Whoever wins the election will inherit a doozy of a problem, because without an interest rate cut the property crash which has engulfed Sydney and Melbourne will worsen, causing property owners to feel even poorer, which means they will spend even less, feeding into a more widespread downturn.

Helping the property market might appeal to one section of the community, but it certainly will not be appreciated by savers, especially self-funded retirees who are already battling tough conditions with worse to come under a Labor government, which is targeting one of their tax breaks, franking credits.

It’s because interest rates are a double-edged sword, helping one side of the economy and harming another, that the Reserve Bank will be very careful in cutting too soon, or too deeply.

That’s when the helicopter money argument returns, a process by which the central bank simply dumps cash in the bank account of every taxpayer in the hope they will go out and spend, boosting the CPI and returning inflation to a target of 2 per cent to 3 per cent a year.

Citibank, an investment bank rival to UBS, reckons helicopter money is a better bet than interest rate cuts and while it is highly unconventional it gets money into the community almost overnight.

How Australia has got to the point of needing economic stimulus is a question earning even less air time than the rate cut-helicopter cash debate.

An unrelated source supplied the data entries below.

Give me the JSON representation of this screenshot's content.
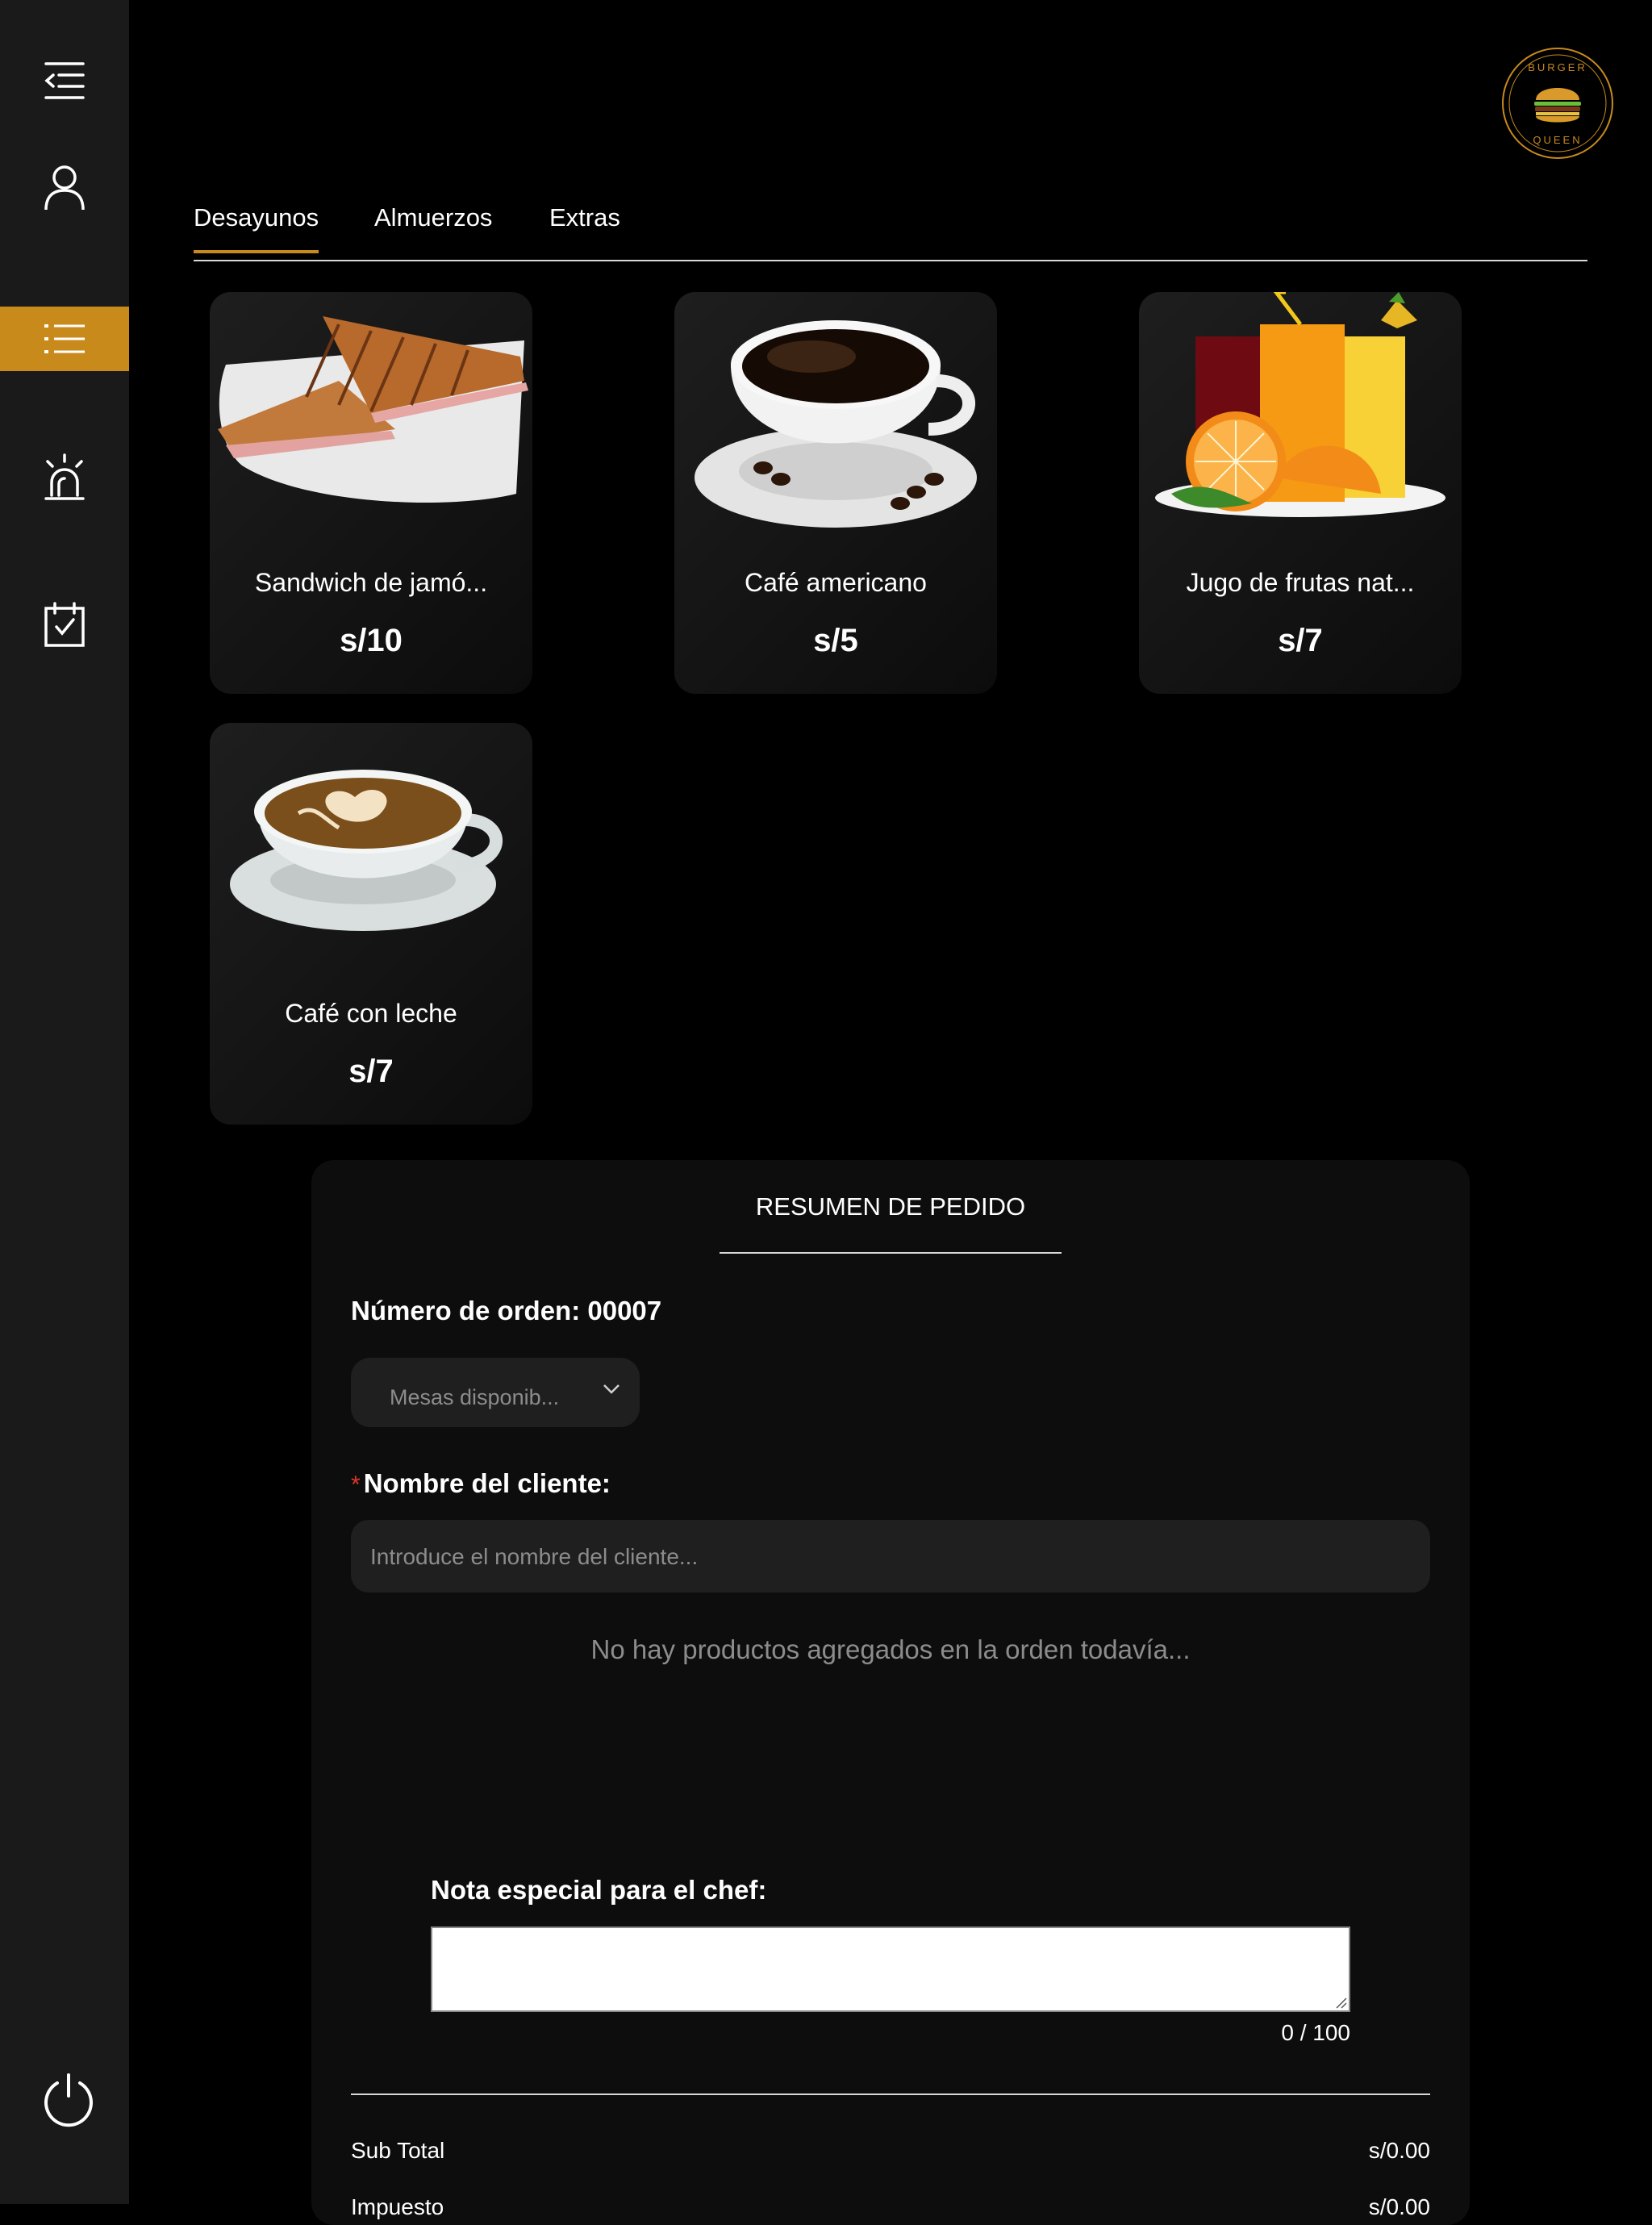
{
  "sidebar": {
    "items": [
      {
        "icon": "collapse-menu-icon"
      },
      {
        "icon": "user-icon"
      },
      {
        "icon": "list-icon",
        "active": true
      },
      {
        "icon": "alarm-icon"
      },
      {
        "icon": "calendar-check-icon"
      },
      {
        "icon": "power-icon"
      }
    ],
    "accent": "#c98a1c"
  },
  "logo": {
    "top_text": "BURGER",
    "bottom_text": "QUEEN"
  },
  "tabs": [
    {
      "label": "Desayunos",
      "active": true
    },
    {
      "label": "Almuerzos",
      "active": false
    },
    {
      "label": "Extras",
      "active": false
    }
  ],
  "products": [
    {
      "name": "Sandwich de jamó...",
      "price": "s/10",
      "image": "sandwich"
    },
    {
      "name": "Café americano",
      "price": "s/5",
      "image": "coffee-cup"
    },
    {
      "name": "Jugo de frutas nat...",
      "price": "s/7",
      "image": "juice-glasses"
    },
    {
      "name": "Café con leche",
      "price": "s/7",
      "image": "latte-cup"
    }
  ],
  "summary": {
    "title": "RESUMEN DE PEDIDO",
    "order_number": "Número de orden: 00007",
    "tables_placeholder": "Mesas disponib...",
    "client_required_mark": "*",
    "client_label": "Nombre del cliente:",
    "client_placeholder": "Introduce el nombre del cliente...",
    "empty_message": "No hay productos agregados en la orden todavía...",
    "note_label": "Nota especial para el chef:",
    "note_counter": "0 / 100",
    "subtotal_label": "Sub Total",
    "subtotal_value": "s/0.00",
    "tax_label": "Impuesto",
    "tax_value": "s/0.00"
  }
}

One possibility is that 27 years of continual growth has dulled the electorate into imagining that economic growth is easy and managing costs, such as power prices, is a problem for someone else.

Unfortunately, Australia has become a less competitive country at a highly competitive time with cheap labour in China one of the reasons for the loss of manufacturing, and the rise of international trading over the internet a killer of the local retail sector.

Chickens laid over the past two decades are coming home to roost, which is why some people think the election could be a good one to lose.


Eyes on lithium

While the broader economy struggles to grow, there is a specialist sector which was supposed to be enjoying boom conditions but is not, lithium mining.

In theory, lithium production is a direct beneficiary of the drive into electric cars though investors are now discovering that there is no shortage of lithium around the world and that electric car sales are not as strong as forecast.

A sharp fall in the price of lithium over the past 12 months is testing some of the new producers such as local leaders, Galaxy Resources and Orocobre, which have seen their share prices drop by about 50 per cent since this time last year.

Too much lithium hitting the market is one side of the problem, consumer reluctance to buy electric cars in major markets such as China and Europe without hefty government incentives is another.

How Australian car buyers react to Labor’s proposals to encourage a shift to electric cars will be interesting to watch because overseas experience indicates consumers will be hard to convince without the government handing them a fistful of dollars at a time it can least afford it.